Der türkische Justizminister Bozdag sparte nicht mit Kritik an den deutschen Behörden. Foto: AP

Nach dem Verbot der Veranstaltung mit dem türkischen Justizminister Bekir Bozdag hagelt es Vorwürfe aus Ankara gegen die Deutschen. Eine stabile Demokratie muss das aushalten, findet unser Kommentator Dieter Fuchs.

Stuttgart - Keine Frage – die Kommentare führender türkischer Regierungsvertreter aus den vergangenen Tagen sind schwer erträglich. Die Türkei als leuchtendes Beispiel demokratischer Perfektion hinzustellen, dem Deutschland nicht das Wasser reichen kann – da fiele einem angesichts der Zustände am Bosporus schon einiges ein. Andererseits sollten jene Auslassungen nicht dazu führen, mit Beleidigungen auf ähnlich niedrigem Niveau oder gar mit Verboten zu reagieren, die vor allem dem Bedürfnis nach Revanche folgen. Klar ist: Recep Tayyip Erdogan ist als Wahlkämpfer für sein Präsidialsystem in Deutschland nicht willkommen. Und das sollte die deutsche Regierung in gesetzten Worten auch klarmachen. Doch ein Auftrittsverbot für ihn und die Seinen würde unser Selbstverständnis einer liberalen Demokratie unglaubwürdig machen.

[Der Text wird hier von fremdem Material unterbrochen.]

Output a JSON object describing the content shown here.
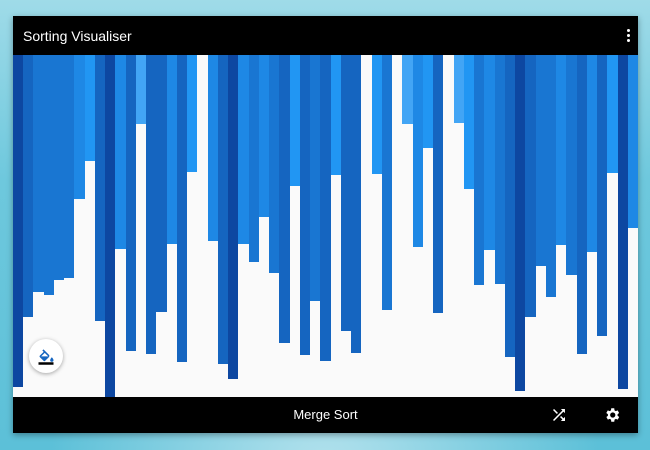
{
  "app": {
    "title": "Sorting Visualiser",
    "menu_icon": "more-vert-icon"
  },
  "visualiser": {
    "bar_heights": [
      332,
      262,
      237,
      240,
      225,
      223,
      144,
      106,
      266,
      342,
      194,
      296,
      69,
      299,
      257,
      189,
      307,
      117,
      0,
      186,
      309,
      324,
      189,
      207,
      162,
      218,
      288,
      131,
      300,
      246,
      306,
      120,
      276,
      298,
      0,
      119,
      255,
      0,
      69,
      192,
      93,
      258,
      0,
      68,
      134,
      230,
      195,
      229,
      302,
      336,
      262,
      211,
      242,
      190,
      220,
      299,
      197,
      281,
      118,
      334,
      173
    ],
    "min_value": 0,
    "max_value": 342,
    "palette": [
      "#0d47a1",
      "#1565c0",
      "#1976d2",
      "#1e88e5",
      "#2196f3",
      "#42a5f5",
      "#90caf9"
    ],
    "fab_icon": "paint-bucket-icon"
  },
  "bottom_bar": {
    "algorithm": "Merge Sort",
    "shuffle_icon": "shuffle-icon",
    "settings_icon": "gear-icon"
  }
}
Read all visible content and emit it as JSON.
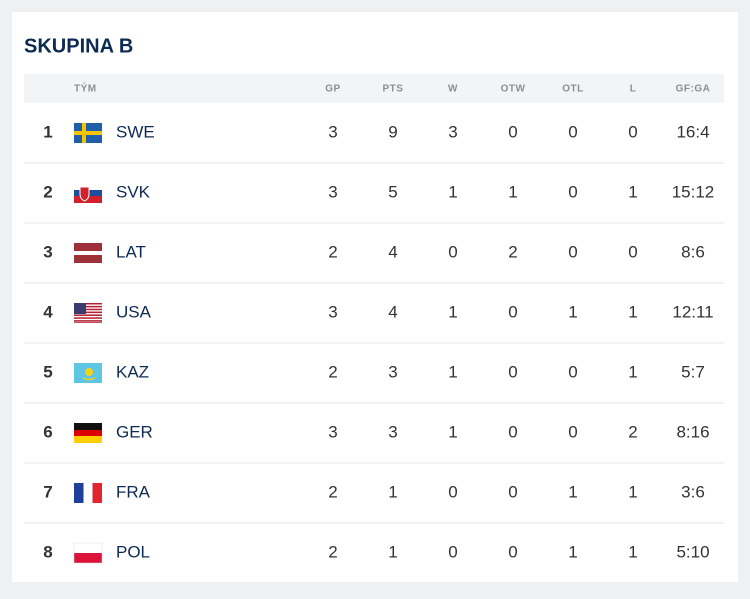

Von der Frage abgesehen, ob ein Einreiseverbot für ausländische Wahlkämpfer verfassungsgemäß wäre – welche Kriterien sollten denn dafür gelten? Wann wird eine Informationsveranstaltung zum Wahlkampf? An die Stelle von nachvollziehbaren Kriterien würde im Falle eines generellen Verbots Gesinnungsschnüffelei treten. Wohl aber ist es statthaft, eine Veranstaltung im Einzelfall zu verbieten. Die Stadt Gaggenau hat die Veranstaltung mit dem türkischen Justizminister untersagt, weil ihrer ursprünglichen Genehmigung eine unrealistische Beurteilung zugrunde lag. Verantwortlich dafür ist wohl der Veranstalter, der die Behörden schlecht informiert hat. Nur wenn die Kommunen in den Stand versetzt werden, den geordneten Ablauf einer Versammlung gewährleisten zu können, können sie die Versammlungsfreiheit garantieren.

Der Staat muss sich vorbereiten können

Wenn jetzt einige türkische Politiker von Doppelmoral angesichts der Kurdendemonstrationen in Deutschland sprechen, haben sie das deutsche System nicht verstanden. Eben weil Meinungs- und Versammlungsfreiheit so hohe Rechtsgüter sind, sollen politische Veranstaltungen stattfinden, auch wenn sie problematisch sind. Aber der Staat muss sich vorbereiten können. Deshalb finden sich bei manchen Demonstrationen mehr Polizisten als Teilnehmer. Weder die politische Haltung noch die Nationalität darf dabei eine Rolle spielen. Für jeden hier lebenden Bürger gilt das Grundgesetz. Die Idee, mit einem Verbot die Konflikte dieser Welt von Deutschland fernhalten zu können, ist mindestens naiv.

Wer einen Vermieter findet und wer die Gesetze sowie die Verfassung achtet, soll sich in Deutschland versammeln dürfen. Der Staat soll hinsehen, kontrollieren, wenn nötig kritisieren, aber nicht gleich verbieten. Dies muss auch gelten, wenn ein Veranstalter die Liberalität nutzt, die er selbst nicht gewährt. Grundwerte sind kein Geschäft auf Gegenseitigkeit. Die Stärke einer liberalen Demokratie liegt nicht in Verboten, sondern im Vorbildcharakter. Stark sind wir, wenn wir zu unseren Prinzipien stehen, auch wenn sie uns schmerzen.